One direction leads to questions of ethnographic methodology. My encounter with Lydia reveals how I, in the field, am searching for words with the power to bring some kind of comfort. In other words, paying attention to silence reveals a “desire to comfort” on my side, that should be scrutinized for what it might tell about how I situate myself in relation to those I meet. Further, it invites a more general engagement with the notion of comfort(ing), as well as issues of emotional labor, emotion management and advocacy in feminist ethnographic research.

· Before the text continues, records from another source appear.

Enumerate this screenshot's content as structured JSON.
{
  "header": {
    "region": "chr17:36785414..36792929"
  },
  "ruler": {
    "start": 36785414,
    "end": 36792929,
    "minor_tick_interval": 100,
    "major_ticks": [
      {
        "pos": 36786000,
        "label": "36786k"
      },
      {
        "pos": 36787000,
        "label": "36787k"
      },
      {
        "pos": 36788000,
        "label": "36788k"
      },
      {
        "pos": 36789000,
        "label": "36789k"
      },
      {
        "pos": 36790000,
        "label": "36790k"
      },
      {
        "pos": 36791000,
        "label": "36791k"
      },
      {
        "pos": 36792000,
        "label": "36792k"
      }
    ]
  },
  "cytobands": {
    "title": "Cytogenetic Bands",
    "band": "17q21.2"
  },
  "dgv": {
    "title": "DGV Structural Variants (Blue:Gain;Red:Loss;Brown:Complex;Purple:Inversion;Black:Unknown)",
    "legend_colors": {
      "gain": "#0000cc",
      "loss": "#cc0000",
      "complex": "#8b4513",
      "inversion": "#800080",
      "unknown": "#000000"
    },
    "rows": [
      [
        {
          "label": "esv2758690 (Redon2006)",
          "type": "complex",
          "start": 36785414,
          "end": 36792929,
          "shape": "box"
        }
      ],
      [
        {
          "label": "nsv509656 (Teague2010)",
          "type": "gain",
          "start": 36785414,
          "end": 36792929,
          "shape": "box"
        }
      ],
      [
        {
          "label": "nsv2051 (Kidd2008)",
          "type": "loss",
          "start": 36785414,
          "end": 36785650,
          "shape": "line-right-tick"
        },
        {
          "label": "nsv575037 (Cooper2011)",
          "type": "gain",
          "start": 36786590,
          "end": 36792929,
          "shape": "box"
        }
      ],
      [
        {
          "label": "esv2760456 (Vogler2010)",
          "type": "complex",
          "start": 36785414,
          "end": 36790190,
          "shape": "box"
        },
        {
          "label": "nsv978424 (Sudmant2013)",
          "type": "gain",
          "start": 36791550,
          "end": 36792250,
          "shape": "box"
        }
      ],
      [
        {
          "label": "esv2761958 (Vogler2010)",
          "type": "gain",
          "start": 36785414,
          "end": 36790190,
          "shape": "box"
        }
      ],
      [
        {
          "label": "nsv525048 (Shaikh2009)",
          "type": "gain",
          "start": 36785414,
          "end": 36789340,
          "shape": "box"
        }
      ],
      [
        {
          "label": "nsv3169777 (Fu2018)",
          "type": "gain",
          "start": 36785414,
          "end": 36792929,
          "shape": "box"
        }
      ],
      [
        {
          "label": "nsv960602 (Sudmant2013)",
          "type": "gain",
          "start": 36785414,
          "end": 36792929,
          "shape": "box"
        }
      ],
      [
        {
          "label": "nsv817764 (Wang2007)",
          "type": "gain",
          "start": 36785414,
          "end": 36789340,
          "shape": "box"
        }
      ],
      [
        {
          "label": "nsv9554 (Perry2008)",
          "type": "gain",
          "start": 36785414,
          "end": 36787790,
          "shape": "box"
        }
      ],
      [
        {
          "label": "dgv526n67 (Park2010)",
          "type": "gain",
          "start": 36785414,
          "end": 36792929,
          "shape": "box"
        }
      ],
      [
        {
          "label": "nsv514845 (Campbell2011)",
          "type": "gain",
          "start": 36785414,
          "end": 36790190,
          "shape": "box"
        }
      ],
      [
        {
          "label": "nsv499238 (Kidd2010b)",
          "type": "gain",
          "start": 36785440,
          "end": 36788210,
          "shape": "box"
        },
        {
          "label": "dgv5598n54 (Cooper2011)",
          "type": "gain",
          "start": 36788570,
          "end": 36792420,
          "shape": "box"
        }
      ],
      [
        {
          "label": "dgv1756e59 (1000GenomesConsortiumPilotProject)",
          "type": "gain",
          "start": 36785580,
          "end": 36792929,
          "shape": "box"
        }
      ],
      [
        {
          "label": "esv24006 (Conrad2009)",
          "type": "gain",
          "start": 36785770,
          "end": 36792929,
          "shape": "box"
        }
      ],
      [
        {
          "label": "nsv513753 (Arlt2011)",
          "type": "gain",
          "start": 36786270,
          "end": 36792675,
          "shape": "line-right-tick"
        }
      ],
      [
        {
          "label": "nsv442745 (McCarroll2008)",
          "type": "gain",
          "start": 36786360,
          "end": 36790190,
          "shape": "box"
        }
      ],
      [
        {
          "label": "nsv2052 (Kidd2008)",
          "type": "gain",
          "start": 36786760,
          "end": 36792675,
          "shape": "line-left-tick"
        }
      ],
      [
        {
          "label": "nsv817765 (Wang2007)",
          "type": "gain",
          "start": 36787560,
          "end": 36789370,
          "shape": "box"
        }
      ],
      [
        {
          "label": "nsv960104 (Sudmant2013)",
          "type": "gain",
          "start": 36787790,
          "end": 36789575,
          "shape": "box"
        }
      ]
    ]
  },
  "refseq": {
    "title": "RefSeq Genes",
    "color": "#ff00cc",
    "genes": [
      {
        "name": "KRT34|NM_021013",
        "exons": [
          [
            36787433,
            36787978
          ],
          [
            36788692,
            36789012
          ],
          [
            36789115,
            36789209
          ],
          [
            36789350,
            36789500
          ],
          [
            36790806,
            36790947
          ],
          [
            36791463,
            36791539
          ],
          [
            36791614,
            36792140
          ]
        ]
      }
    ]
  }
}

Furthermore, the words of comfort I desire to give are not random – I am searching for words of a certain quality and kind, or else I could have said anything. Thus, it might be interesting to pay closer attention to the qualities of the comfort I desire to give. Whereas just being there, sharing the moment through glances and words of understanding are also acts of comfort, I guess that what I am searching for in these situations is something that allows me to say that it will get better. Moreover, it seems I strive to anchor this “it will get better” in the present conditions in such a way that my utterances appear reasonable and rational. As I cannot do this, I turn silent.
Given this desire to anchor comfort in the present circumstances, my (failed) search for words of comfort involves an active engagement with the conditions producing the precariousness I am encountering. Thus, perhaps the edges of spoken comfort are valuable starting points for the investigation of such conditions and of how they work different according to gender, class, and race. For example, the possibility of entering vocational training are of little comfort to Naser, given the normative and gendered expectations that he should support his family now. Relatedly, exploring the edges of comfort might reveal the lenses through which researchers make sense of structural and normative conditions.

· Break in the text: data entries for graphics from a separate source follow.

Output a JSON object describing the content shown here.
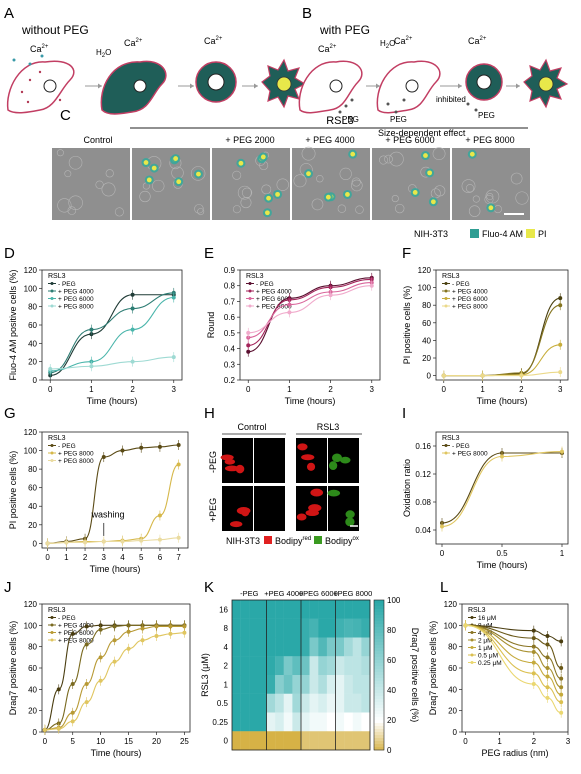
{
  "panel_letters": [
    "A",
    "B",
    "C",
    "D",
    "E",
    "F",
    "G",
    "H",
    "I",
    "J",
    "K",
    "L"
  ],
  "panelA": {
    "title": "without PEG",
    "ca": "Ca",
    "ca_sup": "2+",
    "h2o": "H",
    "h2o_sub": "2",
    "h2o_o": "O"
  },
  "panelB": {
    "title": "with PEG",
    "inhibited": "inhibited",
    "size_effect": "Size-dependent effect",
    "peg_label": "PEG"
  },
  "panelC": {
    "group": "RSL3",
    "columns": [
      "Control",
      "",
      "+ PEG 2000",
      "+ PEG 4000",
      "+ PEG 6000",
      "+ PEG 8000"
    ],
    "legend_cell": "NIH-3T3",
    "legend_dye1": "Fluo-4 AM",
    "legend_dye2": "PI",
    "color_fluo": "#3aa79b",
    "color_pi": "#e0e04a"
  },
  "panelH": {
    "col_control": "Control",
    "col_rsl3": "RSL3",
    "row1": "-PEG",
    "row2": "+PEG",
    "legend_cell": "NIH-3T3",
    "legend_red": "Bodipy",
    "legend_red_sup": "red",
    "legend_green": "Bodipy",
    "legend_green_sup": "ox"
  },
  "chart_data": [
    {
      "id": "D",
      "type": "line",
      "title": "RSL3",
      "ylabel": "Fluo-4 AM positive cells (%)",
      "xlabel": "Time (hours)",
      "x": [
        0,
        1,
        2,
        3
      ],
      "xlim": [
        -0.2,
        3.2
      ],
      "ylim": [
        0,
        120
      ],
      "yticks": [
        0,
        20,
        40,
        60,
        80,
        100,
        120
      ],
      "xticks": [
        0,
        1,
        2,
        3
      ],
      "series": [
        {
          "name": "- PEG",
          "color": "#1f3b36",
          "values": [
            5,
            50,
            93,
            93
          ]
        },
        {
          "name": "+ PEG 4000",
          "color": "#2e7d74",
          "values": [
            8,
            55,
            78,
            95
          ]
        },
        {
          "name": "+ PEG 6000",
          "color": "#4ab5ab",
          "values": [
            10,
            20,
            55,
            90
          ]
        },
        {
          "name": "+ PEG 8000",
          "color": "#9edad3",
          "values": [
            12,
            15,
            20,
            25
          ]
        }
      ]
    },
    {
      "id": "E",
      "type": "line",
      "title": "RSL3",
      "ylabel": "Round",
      "xlabel": "Time (hours)",
      "x": [
        0,
        1,
        2,
        3
      ],
      "xlim": [
        -0.2,
        3.2
      ],
      "ylim": [
        0.2,
        0.9
      ],
      "yticks": [
        0.2,
        0.3,
        0.4,
        0.5,
        0.6,
        0.7,
        0.8,
        0.9
      ],
      "xticks": [
        0,
        1,
        2,
        3
      ],
      "series": [
        {
          "name": "- PEG",
          "color": "#5a1030",
          "values": [
            0.38,
            0.72,
            0.8,
            0.85
          ]
        },
        {
          "name": "+ PEG 4000",
          "color": "#a3245a",
          "values": [
            0.42,
            0.71,
            0.79,
            0.84
          ]
        },
        {
          "name": "+ PEG 6000",
          "color": "#d9669b",
          "values": [
            0.47,
            0.68,
            0.76,
            0.82
          ]
        },
        {
          "name": "+ PEG 8000",
          "color": "#f0aacb",
          "values": [
            0.5,
            0.63,
            0.74,
            0.8
          ]
        }
      ]
    },
    {
      "id": "F",
      "type": "line",
      "title": "RSL3",
      "ylabel": "PI positive cells (%)",
      "xlabel": "Time (hours)",
      "x": [
        0,
        1,
        2,
        3
      ],
      "xlim": [
        -0.2,
        3.2
      ],
      "ylim": [
        -5,
        120
      ],
      "yticks": [
        0,
        20,
        40,
        60,
        80,
        100,
        120
      ],
      "xticks": [
        0,
        1,
        2,
        3
      ],
      "series": [
        {
          "name": "- PEG",
          "color": "#4a4010",
          "values": [
            0,
            0,
            2,
            88
          ]
        },
        {
          "name": "+ PEG 4000",
          "color": "#857520",
          "values": [
            0,
            0,
            3,
            80
          ]
        },
        {
          "name": "+ PEG 6000",
          "color": "#c7ad3a",
          "values": [
            0,
            0,
            1,
            35
          ]
        },
        {
          "name": "+ PEG 8000",
          "color": "#ebd98a",
          "values": [
            0,
            0,
            0,
            4
          ]
        }
      ]
    },
    {
      "id": "G",
      "type": "line",
      "title": "RSL3",
      "ylabel": "PI positive cells (%)",
      "xlabel": "Time (hours)",
      "annotation": "washing",
      "x": [
        0,
        1,
        2,
        3,
        4,
        5,
        6,
        7
      ],
      "xlim": [
        -0.3,
        7.5
      ],
      "ylim": [
        -5,
        120
      ],
      "yticks": [
        0,
        20,
        40,
        60,
        80,
        100,
        120
      ],
      "xticks": [
        0,
        1,
        2,
        3,
        4,
        5,
        6,
        7
      ],
      "series": [
        {
          "name": "- PEG",
          "color": "#5a4a15",
          "values": [
            0,
            2,
            5,
            93,
            100,
            103,
            104,
            106
          ]
        },
        {
          "name": "+ PEG 8000",
          "color": "#d6b84a",
          "values": [
            0,
            1,
            2,
            2,
            3,
            5,
            30,
            85
          ]
        },
        {
          "name": "+ PEG 8000",
          "color": "#eadba0",
          "values": [
            0,
            1,
            1,
            2,
            2,
            3,
            4,
            6
          ]
        }
      ]
    },
    {
      "id": "I",
      "type": "line",
      "title": "RSL3",
      "ylabel": "Oxidation ratio",
      "xlabel": "Time (hours)",
      "x": [
        0,
        0.5,
        1
      ],
      "xlim": [
        -0.05,
        1.05
      ],
      "ylim": [
        0.02,
        0.18
      ],
      "yticks": [
        0.04,
        0.08,
        0.12,
        0.16
      ],
      "xticks": [
        0,
        0.5,
        1
      ],
      "series": [
        {
          "name": "- PEG",
          "color": "#5a4a15",
          "values": [
            0.05,
            0.15,
            0.15
          ]
        },
        {
          "name": "+ PEG 8000",
          "color": "#e0c660",
          "values": [
            0.045,
            0.145,
            0.152
          ]
        }
      ]
    },
    {
      "id": "J",
      "type": "line",
      "title": "RSL3",
      "ylabel": "Draq7 positive cells (%)",
      "xlabel": "Time (hours)",
      "x": [
        0,
        2.5,
        5,
        7.5,
        10,
        12.5,
        15,
        17.5,
        20,
        22.5,
        25
      ],
      "xlim": [
        -0.5,
        26
      ],
      "ylim": [
        0,
        120
      ],
      "yticks": [
        0,
        20,
        40,
        60,
        80,
        100,
        120
      ],
      "xticks": [
        0,
        5,
        10,
        15,
        20,
        25
      ],
      "series": [
        {
          "name": "- PEG",
          "color": "#4a3d10",
          "values": [
            2,
            40,
            92,
            99,
            100,
            100,
            100,
            100,
            100,
            100,
            100
          ]
        },
        {
          "name": "+ PEG 4000",
          "color": "#7a6a20",
          "values": [
            2,
            8,
            45,
            82,
            96,
            99,
            100,
            100,
            100,
            100,
            100
          ]
        },
        {
          "name": "+ PEG 6000",
          "color": "#b89a35",
          "values": [
            2,
            4,
            18,
            45,
            70,
            86,
            94,
            97,
            99,
            99,
            99
          ]
        },
        {
          "name": "+ PEG 8000",
          "color": "#e0c660",
          "values": [
            2,
            3,
            10,
            28,
            48,
            66,
            78,
            86,
            90,
            92,
            93
          ]
        }
      ]
    },
    {
      "id": "K",
      "type": "heatmap",
      "groups": [
        "-PEG",
        "+PEG 4000",
        "+PEG 6000",
        "+PEG 8000"
      ],
      "rows": [
        "16",
        "8",
        "4",
        "2",
        "1",
        "0.5",
        "0.25",
        "0"
      ],
      "ylabel": "RSL3 (μM)",
      "colorbar_label": "Draq7 positive cells (%)",
      "colorbar_ticks": [
        0,
        20,
        40,
        60,
        80,
        100
      ],
      "values": [
        [
          100,
          100,
          100,
          100,
          100,
          100,
          100,
          100,
          100,
          100,
          100,
          100,
          100,
          100,
          100,
          100
        ],
        [
          100,
          100,
          100,
          100,
          100,
          100,
          100,
          100,
          95,
          90,
          100,
          100,
          92,
          88,
          90,
          95
        ],
        [
          100,
          100,
          100,
          100,
          100,
          100,
          100,
          100,
          95,
          70,
          85,
          70,
          70,
          55,
          45,
          60
        ],
        [
          100,
          100,
          100,
          100,
          98,
          90,
          70,
          80,
          75,
          40,
          60,
          55,
          40,
          45,
          45,
          50
        ],
        [
          100,
          100,
          100,
          100,
          95,
          65,
          75,
          60,
          60,
          40,
          50,
          35,
          30,
          40,
          45,
          45
        ],
        [
          100,
          100,
          100,
          100,
          55,
          45,
          30,
          55,
          40,
          30,
          35,
          28,
          30,
          40,
          40,
          45
        ],
        [
          100,
          100,
          100,
          100,
          30,
          35,
          25,
          40,
          30,
          25,
          25,
          20,
          25,
          20,
          25,
          20
        ],
        [
          0,
          0,
          0,
          0,
          0,
          0,
          0,
          0,
          5,
          5,
          5,
          5,
          5,
          5,
          5,
          5
        ]
      ]
    },
    {
      "id": "L",
      "type": "line",
      "title": "RSL3",
      "ylabel": "Draq7 positive cells (%)",
      "xlabel": "PEG radius (nm)",
      "x": [
        0,
        2,
        2.4,
        2.8
      ],
      "xlim": [
        -0.1,
        3.0
      ],
      "ylim": [
        0,
        120
      ],
      "yticks": [
        0,
        20,
        40,
        60,
        80,
        100,
        120
      ],
      "xticks": [
        0,
        1,
        2,
        3
      ],
      "series": [
        {
          "name": "16 μM",
          "color": "#4a3d10",
          "values": [
            100,
            95,
            90,
            85
          ]
        },
        {
          "name": "8 μM",
          "color": "#6a5818",
          "values": [
            100,
            88,
            82,
            60
          ]
        },
        {
          "name": "4 μM",
          "color": "#8a7525",
          "values": [
            100,
            80,
            70,
            50
          ]
        },
        {
          "name": "2 μM",
          "color": "#a8902f",
          "values": [
            100,
            75,
            60,
            42
          ]
        },
        {
          "name": "1 μM",
          "color": "#c5aa3c",
          "values": [
            100,
            65,
            52,
            35
          ]
        },
        {
          "name": "0.5 μM",
          "color": "#dbc050",
          "values": [
            100,
            55,
            42,
            28
          ]
        },
        {
          "name": "0.25 μM",
          "color": "#ead770",
          "values": [
            100,
            45,
            32,
            18
          ]
        }
      ]
    }
  ]
}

Moreover, if comfort of this kind implies thinking about how “it might be better,” then the edges of spoken comfort might convey something about the production, distribution as well as the imagination of hope in this context. Relatedly, the notion of “it will get better” (than now) implies that comfort involves and establishes a temporal relation between present and future. As such, paying attention to the spaces of silence at the edges of spoken comfort might open for an engagement with conceptualizations of present, future and hope – temporal concepts at the core of the WAIT project.